I am currently using XP x64 on my machine (that you guys helped build) running a RAID 0+1. After thinking about it, I really think that the RAID was a bad move -- although I've been living with it for a year. I would like to "migrate" my system disk (OS, applications, and settings) to a single Raptor drive.

Is there a way to do that without having to do a "fresh" install and just "mirror" the RAID 0+1 system partition on the Raptor drive?

If I have to re-install all the software, it's not worth it and I'll live with my RAID 0+1, but if it's minimal issue, I'd love to migrate it.

Can this be done (relatively easily)?

Thanks in advance,

JR
 
I forgot to mention that, of course, the XP x64 is a legit copy and that I do want to remove the RAID 0+1 on which it is installed and just use it for data storage (no OS).
 
You might try this, and I'm not sure if it'll work:

1) hook up a USB drive with enough capacity to hold your OS and programs. Get it a drive letter and etc.

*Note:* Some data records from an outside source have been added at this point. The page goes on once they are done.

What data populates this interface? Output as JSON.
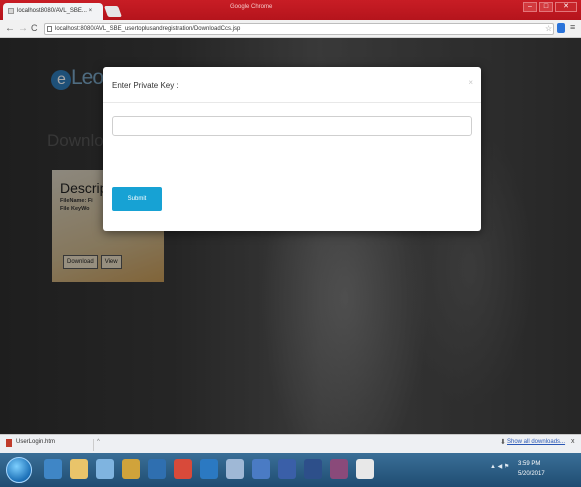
{
  "browser": {
    "tab_title": "localhost8080/AVL_SBE... ×",
    "window_title": "Google Chrome",
    "url": "localhost:8080/AVL_SBE_usertoplusandregistration/DownloadCcs.jsp",
    "back": "←",
    "forward": "→",
    "reload": "C",
    "star": "☆",
    "menu": "≡",
    "minimize": "–",
    "maximize": "□",
    "close": "✕"
  },
  "page": {
    "logo_letter": "e",
    "logo_text": "Leon",
    "heading": "Download",
    "card": {
      "title": "Descript",
      "line1": "FileName: Fi",
      "line2": "File KeyWo",
      "download_label": "Download",
      "view_label": "View"
    }
  },
  "modal": {
    "title": "Enter Private Key :",
    "close": "×",
    "input_value": "",
    "input_placeholder": "",
    "submit_label": "Submit"
  },
  "downloads": {
    "item_label": "UserLogin.htm",
    "caret": "^",
    "show_all": "Show all downloads...",
    "show_all_icon": "⬇",
    "close": "x"
  },
  "taskbar": {
    "time": "3:59 PM",
    "date": "5/20/2017",
    "tray": "▲ ◀ ⚑"
  },
  "colors": {
    "titlebar": "#c81d25",
    "submit": "#17a2d4",
    "taskbar": "#2a5a82"
  }
}
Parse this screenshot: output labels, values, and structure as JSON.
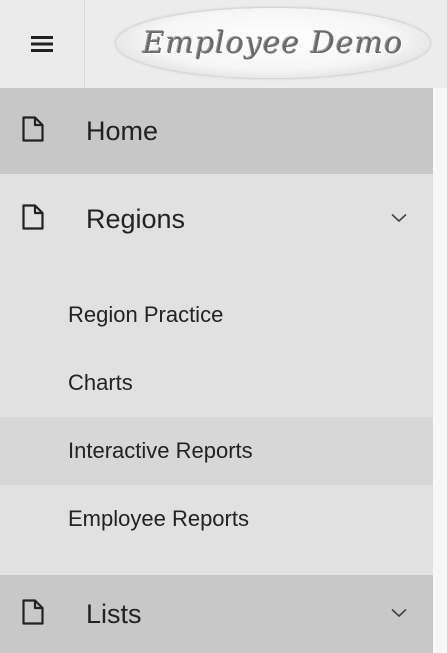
{
  "header": {
    "menu_icon": "hamburger-icon",
    "logo_text": "Employee Demo"
  },
  "nav": {
    "items": [
      {
        "label": "Home",
        "icon": "document-icon",
        "active": true
      },
      {
        "label": "Regions",
        "icon": "document-icon",
        "expanded": true,
        "chevron": "chevron-down-icon",
        "children": [
          {
            "label": "Region Practice"
          },
          {
            "label": "Charts"
          },
          {
            "label": "Interactive Reports",
            "hovered": true
          },
          {
            "label": "Employee Reports"
          }
        ]
      },
      {
        "label": "Lists",
        "icon": "document-icon",
        "chevron": "chevron-down-icon"
      }
    ]
  }
}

2) install a floppy disk drive, format a floppy and error-check it

3) run an Automated System Recovery backup using the Microsoft Backup included with XP Pro. Save the backup to the USB drive. It will make a floppy to go with that.

4) unplug all non-essential drives, leaving just the new boot drive, and begin Windows Setup from CD-ROM, hitting the F2 key for Automated System Recovery right at the start when it prompts you to. Windows Setup will remember this, and later it'll ask you for the location of the ASR backup you made. Hook up your USB drive, feed it your floppy diskette, and let it carry on.


I haven't tried this with XP Pro, but I have with Windows Server 2003. It accomplished a bare-metal recovery on an entirely dissimilar computer (AMD v. Intel, SCSI v. IDE, different chipset, everything) with only a minor hitch that relates to Active Directory domains (it needed a network driver that it didn't have). I also used a little sleight-of-hand to transfer the ASR backup file using a DVD-R.

So if you want to try an experiment, there you go.